3. Currently with our analysis we have not found or validated any Use case where the Customer is looking for creating the Floating ip's with non-admin specific user so at this point of time we would like to understand if you can help us to know whether changing the behavior of the Specification by giving the capabilities to "regular users" can benefit any specific use case ?

Although we can make the changes in Rules as part of policy.json to additionally handle for the "regular" users but still there is no clarity on the Real time scenario to handle the changes in agreement from the Specification understanding.
So let us know if we can Close the issue until there is any specific Requirement coming to handle this given behavior.

Durga:

I'm sorry, I don't understand your request.
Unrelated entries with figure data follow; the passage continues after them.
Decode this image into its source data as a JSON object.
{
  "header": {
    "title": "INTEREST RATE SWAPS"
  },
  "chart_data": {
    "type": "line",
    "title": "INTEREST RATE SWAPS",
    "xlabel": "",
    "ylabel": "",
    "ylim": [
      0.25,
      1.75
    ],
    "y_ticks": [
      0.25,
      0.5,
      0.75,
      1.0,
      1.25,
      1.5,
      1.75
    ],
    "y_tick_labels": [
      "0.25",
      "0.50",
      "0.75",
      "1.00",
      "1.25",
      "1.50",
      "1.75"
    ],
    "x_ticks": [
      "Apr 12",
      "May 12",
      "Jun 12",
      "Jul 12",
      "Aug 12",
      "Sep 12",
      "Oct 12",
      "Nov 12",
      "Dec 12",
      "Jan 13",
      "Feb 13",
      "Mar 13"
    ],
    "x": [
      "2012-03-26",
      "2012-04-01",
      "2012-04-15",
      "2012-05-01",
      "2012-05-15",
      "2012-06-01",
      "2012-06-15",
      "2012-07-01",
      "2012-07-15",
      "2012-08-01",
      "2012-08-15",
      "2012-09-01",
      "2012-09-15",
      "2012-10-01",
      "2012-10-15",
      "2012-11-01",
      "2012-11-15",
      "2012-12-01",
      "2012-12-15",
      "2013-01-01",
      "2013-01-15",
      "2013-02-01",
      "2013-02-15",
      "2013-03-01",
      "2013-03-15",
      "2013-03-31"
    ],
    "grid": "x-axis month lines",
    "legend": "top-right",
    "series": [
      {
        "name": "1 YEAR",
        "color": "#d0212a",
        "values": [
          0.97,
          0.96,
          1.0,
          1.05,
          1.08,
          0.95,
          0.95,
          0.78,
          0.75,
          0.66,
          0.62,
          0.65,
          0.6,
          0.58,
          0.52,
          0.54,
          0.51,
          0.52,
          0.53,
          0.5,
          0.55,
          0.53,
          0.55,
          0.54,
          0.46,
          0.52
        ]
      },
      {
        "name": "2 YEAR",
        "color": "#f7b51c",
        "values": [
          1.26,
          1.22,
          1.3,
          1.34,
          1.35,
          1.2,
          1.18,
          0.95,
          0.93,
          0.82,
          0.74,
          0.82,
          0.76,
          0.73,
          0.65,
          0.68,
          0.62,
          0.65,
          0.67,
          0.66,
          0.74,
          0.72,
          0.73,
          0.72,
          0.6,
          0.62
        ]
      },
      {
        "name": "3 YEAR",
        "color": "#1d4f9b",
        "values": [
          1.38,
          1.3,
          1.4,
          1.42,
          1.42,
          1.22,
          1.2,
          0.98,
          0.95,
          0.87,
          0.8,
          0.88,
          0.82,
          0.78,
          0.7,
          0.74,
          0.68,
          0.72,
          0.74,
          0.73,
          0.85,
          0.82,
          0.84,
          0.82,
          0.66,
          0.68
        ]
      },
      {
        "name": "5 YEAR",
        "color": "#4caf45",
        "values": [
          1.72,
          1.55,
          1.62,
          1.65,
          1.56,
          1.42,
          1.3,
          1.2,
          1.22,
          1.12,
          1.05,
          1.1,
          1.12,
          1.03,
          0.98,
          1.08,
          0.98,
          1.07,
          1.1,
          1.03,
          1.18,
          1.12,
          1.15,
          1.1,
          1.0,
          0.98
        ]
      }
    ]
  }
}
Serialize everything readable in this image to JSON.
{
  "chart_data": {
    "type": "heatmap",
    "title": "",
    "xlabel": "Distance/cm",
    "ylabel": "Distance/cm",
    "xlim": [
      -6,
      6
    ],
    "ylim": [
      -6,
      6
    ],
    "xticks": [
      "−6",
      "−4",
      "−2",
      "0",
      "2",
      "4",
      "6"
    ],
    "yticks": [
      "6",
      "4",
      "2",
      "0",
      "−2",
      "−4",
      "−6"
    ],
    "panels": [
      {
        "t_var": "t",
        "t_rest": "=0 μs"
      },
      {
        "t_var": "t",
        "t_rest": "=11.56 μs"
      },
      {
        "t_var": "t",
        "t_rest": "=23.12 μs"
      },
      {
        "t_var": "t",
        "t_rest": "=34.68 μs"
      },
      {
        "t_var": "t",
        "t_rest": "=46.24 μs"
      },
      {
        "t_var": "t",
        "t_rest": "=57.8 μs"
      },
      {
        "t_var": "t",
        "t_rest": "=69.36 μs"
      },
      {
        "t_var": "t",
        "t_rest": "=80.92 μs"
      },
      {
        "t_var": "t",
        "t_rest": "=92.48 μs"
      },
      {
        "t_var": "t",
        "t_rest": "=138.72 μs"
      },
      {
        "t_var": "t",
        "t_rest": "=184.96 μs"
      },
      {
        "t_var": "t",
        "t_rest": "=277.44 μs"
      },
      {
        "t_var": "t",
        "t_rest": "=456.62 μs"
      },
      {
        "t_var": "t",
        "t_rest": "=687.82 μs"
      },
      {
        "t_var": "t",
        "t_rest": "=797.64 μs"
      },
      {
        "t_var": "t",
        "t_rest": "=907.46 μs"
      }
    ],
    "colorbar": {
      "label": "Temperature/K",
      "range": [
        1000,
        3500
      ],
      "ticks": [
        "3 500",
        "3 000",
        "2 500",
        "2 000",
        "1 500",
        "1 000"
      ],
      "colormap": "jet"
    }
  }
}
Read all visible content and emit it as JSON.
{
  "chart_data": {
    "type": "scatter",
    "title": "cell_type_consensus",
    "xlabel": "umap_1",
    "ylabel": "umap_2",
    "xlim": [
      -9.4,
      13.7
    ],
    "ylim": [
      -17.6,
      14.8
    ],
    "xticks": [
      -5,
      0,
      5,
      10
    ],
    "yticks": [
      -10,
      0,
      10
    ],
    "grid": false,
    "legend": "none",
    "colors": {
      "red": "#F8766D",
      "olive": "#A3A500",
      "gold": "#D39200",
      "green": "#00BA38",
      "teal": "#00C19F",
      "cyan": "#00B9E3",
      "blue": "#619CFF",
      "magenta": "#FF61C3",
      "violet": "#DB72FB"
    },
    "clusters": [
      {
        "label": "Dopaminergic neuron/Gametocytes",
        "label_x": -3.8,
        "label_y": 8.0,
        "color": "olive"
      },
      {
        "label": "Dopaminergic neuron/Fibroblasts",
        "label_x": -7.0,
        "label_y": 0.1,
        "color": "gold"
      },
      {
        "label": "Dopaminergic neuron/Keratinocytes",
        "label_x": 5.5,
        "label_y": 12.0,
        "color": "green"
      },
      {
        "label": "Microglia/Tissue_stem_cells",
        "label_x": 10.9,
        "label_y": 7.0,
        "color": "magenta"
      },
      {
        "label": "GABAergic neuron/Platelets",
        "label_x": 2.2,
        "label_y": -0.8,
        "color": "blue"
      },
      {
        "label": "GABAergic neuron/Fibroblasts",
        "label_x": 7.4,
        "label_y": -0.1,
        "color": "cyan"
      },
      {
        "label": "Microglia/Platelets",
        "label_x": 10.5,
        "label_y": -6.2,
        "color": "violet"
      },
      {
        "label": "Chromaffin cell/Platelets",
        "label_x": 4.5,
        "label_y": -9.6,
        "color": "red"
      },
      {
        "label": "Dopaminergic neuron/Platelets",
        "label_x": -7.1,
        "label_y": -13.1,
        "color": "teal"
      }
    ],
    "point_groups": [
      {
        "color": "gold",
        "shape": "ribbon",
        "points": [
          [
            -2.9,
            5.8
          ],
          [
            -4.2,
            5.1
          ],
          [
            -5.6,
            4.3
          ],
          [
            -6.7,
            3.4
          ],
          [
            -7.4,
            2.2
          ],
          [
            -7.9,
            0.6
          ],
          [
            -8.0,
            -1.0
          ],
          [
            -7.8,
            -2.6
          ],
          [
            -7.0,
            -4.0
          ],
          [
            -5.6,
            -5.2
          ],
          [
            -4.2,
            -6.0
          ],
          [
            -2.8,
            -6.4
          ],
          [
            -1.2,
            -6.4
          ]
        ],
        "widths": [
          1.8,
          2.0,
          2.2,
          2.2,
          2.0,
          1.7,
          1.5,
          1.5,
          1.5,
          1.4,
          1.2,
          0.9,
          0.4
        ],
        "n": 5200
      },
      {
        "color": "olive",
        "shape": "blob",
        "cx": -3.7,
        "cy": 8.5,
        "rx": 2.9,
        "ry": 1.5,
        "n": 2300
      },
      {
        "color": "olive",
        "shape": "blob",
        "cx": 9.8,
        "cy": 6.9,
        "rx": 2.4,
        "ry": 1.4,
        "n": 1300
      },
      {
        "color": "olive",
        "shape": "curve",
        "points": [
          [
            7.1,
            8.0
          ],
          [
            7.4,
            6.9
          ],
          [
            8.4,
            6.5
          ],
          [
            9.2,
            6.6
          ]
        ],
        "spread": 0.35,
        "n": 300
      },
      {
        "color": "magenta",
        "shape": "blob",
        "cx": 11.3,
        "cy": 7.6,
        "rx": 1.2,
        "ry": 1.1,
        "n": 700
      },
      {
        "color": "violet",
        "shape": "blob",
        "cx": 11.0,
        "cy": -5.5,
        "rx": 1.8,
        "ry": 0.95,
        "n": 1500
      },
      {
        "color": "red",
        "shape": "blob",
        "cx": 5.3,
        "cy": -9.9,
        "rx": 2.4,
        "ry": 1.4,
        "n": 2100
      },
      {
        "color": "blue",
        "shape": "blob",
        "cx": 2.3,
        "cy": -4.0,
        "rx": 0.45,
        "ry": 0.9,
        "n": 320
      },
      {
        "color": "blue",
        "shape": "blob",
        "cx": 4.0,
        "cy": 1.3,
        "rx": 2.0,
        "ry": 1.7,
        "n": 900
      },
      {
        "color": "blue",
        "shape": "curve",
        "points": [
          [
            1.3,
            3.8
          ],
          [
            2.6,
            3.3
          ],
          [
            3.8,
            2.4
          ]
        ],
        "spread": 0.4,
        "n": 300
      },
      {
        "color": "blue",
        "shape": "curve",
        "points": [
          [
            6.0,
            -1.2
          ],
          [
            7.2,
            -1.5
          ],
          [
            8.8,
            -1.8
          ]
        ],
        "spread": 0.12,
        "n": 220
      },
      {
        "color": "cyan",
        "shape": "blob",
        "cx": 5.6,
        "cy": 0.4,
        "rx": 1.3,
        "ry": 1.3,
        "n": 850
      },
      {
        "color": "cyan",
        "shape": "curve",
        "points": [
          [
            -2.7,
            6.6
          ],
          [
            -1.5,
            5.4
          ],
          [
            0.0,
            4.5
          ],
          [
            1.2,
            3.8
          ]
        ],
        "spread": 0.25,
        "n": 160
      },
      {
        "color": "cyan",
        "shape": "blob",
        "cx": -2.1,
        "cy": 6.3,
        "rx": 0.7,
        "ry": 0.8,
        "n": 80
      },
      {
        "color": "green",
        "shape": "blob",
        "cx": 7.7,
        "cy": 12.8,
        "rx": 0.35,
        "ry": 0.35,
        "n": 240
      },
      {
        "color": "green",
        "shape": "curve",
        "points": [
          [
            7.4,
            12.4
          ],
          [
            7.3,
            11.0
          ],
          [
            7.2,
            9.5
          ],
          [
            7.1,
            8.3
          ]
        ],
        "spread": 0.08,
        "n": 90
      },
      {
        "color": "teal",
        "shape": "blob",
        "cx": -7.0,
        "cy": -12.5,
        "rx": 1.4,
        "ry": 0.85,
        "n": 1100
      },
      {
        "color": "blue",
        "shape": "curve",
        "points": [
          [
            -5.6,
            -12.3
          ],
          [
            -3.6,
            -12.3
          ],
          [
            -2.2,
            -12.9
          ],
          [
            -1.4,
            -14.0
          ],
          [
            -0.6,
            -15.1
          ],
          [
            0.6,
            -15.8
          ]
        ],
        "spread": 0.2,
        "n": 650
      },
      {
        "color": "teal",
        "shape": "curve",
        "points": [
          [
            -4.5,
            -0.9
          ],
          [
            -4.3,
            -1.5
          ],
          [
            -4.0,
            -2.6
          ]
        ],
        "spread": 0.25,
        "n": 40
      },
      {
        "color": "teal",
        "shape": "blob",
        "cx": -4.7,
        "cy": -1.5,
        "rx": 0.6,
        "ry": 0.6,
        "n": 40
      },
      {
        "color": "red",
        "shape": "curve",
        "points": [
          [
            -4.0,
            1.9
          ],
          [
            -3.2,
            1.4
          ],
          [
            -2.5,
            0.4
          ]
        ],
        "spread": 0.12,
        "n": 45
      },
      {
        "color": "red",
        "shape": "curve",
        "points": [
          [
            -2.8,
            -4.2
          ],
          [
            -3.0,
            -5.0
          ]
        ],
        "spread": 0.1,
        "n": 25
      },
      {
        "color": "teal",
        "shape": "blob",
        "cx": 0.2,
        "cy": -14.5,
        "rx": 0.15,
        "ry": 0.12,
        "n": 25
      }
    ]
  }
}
Could you please clarify?

Hi David,

As part of the earlier reply : 'Posted 2017-01-31:'
We ave tried to highlight 3 key points ->
1. HoW floating-ip's are grabbed by the Cloud-users and why System Administrators or Openstack Administrators play crucial Role in creating and maintaining those borrowed IP's.

2. With reference to the mentioned bugs :
https://bugs.launchpad.net/horizon/+bug/1394034
https://bugs.launchpad.net/opencontrail/+bug/1338847

we also emphasized the fact that we couldn't identify any specific Use case where there is a requirement for creating / modifying Rules for "non-admin" or "regular-users" to create Floating-ip's.

3. Although we are not denying on making the changes to handle this new-use case specific to "non-admin or regular users" but we have not seen any Specified real-time Use case scenario which got tested with "regular" users (or there are any scenario described as part specs).

Additionally as part of the below feature implementation we do not have any reason why "Regular users get the privileges to create the Floating-ip's" : please go thorough the same

https://blueprints.launchpad.net/neutron/+spec/allow-specific-floating-ip-address
https://review.openstack.org/#/c/84915/

So according to detail analysis and internal discussion with the team we want this Bug to be moved to Wish-list until there comes a real requirement for this specific use-case to be deployed as a new feature.

Let us know if this clarifies your perspective on the above mail response.

The use-case I would like to solve is when a service is bound to an DNS name, in an external DNS over which the user has no control. In this scenario, when the external DNS has bound the DNS name to a specific IP-address, it is valuable to be able to create a floating IP with the specific IP which the service is bound to in the DNS

Further, I see no drawback of opening this capabilities up to regular, non-admin, users.

Any reason why changing your own policy.json file would not meet your need? The flexibility is there, there is no reason to relax the default behavior, which is more conservative by design.

Changing the policy.json files _would_ solve the problem, this entire RFE is about updating the default in the policy.json, as the current default makes no sense.

We can't adjust the default policy because allowing regular users to specify IP addresses for floating IPs allows them to choose addresses outside of the allocation pools that are set on the subnet.

In order to fulfill your request, we would need to change the way IP allocation works in Neutron to have port requests for a specific IP bounded by the allocation pools to prevent a security regression.

This is the same reason why users can't specify their own IP when attaching to shared networks.

Kevin: Thanks for the clarification, I didn't realize neutron didn't do any checking on whether the requested IP was inside the pool or not.